The judgment considered key Irish decisions, and one English decision, in this area. Notably, Hogan J in the Court of Appeal delivered a separate judgment in which, while he ultimately supported the judgment of Finlay Geoghegan J, he disagreed with her on the relevance of the decisions in Roche and Etridge (each referred to in further detail on the next page).

Click here to view table.


» Both Etridge and Roche dealt with situations where a finding of undue influence had been made, and the principles set out in both cases regarding further steps that a bank must take were set out only in the context of a prior finding of undue influence.

» Neither Etridge nor Roche is authority for the proposition that, where there is no arguable defence of undue influence, there is a separate defence available to the guarantor if the bank did not ensure that the guarantor fully and freely understood what he was agreeing to.

» There is no stand-alone obligation on a bank to ensure that a guarantor fully and freely understands what he is agreeing to.

» If the guarantor in this case had raised an arguable defence of undue influence, the judgment in Roche may have been relevant.

» As mentioned above, Hogan J also delivered a judgment in this case in which he disagreed with Finlay Geoghegan J as to the applicability of Etridge and Roche. However, having regard to the decisions of the Court of Appeal in de Kretser and Curran, he felt that it was clear that the Court of Appeal’s “settled view is that…absent an express claim of undue influence or…misrepresentation, a bank is under no affirmative duty to ensure that a surety receives independent legal advice.” He also noted that, unless special circumstances exist, a judge of the Court of Appeal should yield to the prevailing view set out in prior decisions. As a result, he agreed with the judgment of Finlay Geoghegan J.
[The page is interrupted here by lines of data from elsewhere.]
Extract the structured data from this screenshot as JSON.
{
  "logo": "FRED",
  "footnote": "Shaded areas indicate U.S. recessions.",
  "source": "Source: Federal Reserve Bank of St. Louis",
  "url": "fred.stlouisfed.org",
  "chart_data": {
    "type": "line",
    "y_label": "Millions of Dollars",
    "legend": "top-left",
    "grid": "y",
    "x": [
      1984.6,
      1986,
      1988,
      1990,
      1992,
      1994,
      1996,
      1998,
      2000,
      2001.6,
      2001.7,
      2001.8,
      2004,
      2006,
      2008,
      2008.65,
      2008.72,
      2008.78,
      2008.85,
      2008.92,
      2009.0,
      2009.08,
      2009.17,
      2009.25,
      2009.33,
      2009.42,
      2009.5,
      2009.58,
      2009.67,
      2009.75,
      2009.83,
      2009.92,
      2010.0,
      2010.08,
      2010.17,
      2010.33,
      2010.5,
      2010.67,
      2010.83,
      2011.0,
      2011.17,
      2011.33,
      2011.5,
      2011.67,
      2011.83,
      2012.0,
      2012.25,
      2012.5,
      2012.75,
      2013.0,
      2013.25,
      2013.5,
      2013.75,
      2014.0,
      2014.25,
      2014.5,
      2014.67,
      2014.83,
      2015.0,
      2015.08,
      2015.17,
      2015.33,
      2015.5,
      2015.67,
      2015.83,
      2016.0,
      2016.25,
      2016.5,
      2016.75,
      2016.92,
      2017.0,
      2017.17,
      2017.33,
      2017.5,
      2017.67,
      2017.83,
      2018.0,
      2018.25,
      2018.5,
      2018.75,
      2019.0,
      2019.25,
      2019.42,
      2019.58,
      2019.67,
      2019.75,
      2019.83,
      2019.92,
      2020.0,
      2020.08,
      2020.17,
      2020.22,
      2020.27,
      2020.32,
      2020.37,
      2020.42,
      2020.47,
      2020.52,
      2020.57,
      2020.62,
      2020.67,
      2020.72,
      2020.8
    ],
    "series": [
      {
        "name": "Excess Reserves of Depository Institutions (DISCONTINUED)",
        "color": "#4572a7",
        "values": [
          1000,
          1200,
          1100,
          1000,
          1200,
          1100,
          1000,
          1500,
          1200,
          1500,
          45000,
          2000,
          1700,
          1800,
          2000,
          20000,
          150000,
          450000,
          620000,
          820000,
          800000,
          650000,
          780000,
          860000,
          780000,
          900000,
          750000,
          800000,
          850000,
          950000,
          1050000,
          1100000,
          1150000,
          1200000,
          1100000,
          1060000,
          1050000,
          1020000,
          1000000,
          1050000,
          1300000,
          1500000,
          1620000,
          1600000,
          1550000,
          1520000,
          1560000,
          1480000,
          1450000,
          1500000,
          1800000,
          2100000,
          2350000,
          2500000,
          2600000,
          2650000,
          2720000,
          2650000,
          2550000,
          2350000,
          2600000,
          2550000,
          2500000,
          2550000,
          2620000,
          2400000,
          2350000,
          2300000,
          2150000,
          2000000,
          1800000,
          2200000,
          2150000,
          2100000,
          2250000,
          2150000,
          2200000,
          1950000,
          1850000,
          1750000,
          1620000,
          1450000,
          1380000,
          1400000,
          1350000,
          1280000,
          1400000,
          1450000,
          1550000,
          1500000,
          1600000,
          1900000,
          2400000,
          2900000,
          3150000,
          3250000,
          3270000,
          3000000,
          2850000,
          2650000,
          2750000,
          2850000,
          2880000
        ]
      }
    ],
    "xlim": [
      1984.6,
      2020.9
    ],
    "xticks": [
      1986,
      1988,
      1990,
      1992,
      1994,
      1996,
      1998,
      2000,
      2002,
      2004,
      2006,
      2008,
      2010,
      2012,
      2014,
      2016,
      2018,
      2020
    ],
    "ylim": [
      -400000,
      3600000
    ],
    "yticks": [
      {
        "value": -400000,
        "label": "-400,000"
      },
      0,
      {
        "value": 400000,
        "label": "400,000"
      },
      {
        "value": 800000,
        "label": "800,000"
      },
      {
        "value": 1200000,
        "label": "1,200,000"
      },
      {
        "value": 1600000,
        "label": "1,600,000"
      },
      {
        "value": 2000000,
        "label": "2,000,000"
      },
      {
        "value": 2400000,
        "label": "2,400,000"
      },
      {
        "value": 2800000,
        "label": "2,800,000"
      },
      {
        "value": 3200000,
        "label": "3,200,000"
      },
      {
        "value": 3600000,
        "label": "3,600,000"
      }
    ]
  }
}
It is important to note that Finlay Geoghegan J distinguished the facts of this case from those in ACC Loan Management Ltd v Sheehan9 in which ACC had listed a confirmation that the guarantor had received independent legal advice as a condition precedent to the loan being advanced. In that case, both the High Court and Court of Appeal agreed that, as the borrower’s solicitor had confirmed to ACC that the guarantor had waived his right to seek independent legal advice, the guarantor had an arguable defence that the condition that ACC had imposed (which was arguably for the benefit for both parties) had been (and should not have been) unilaterally waived by ACC.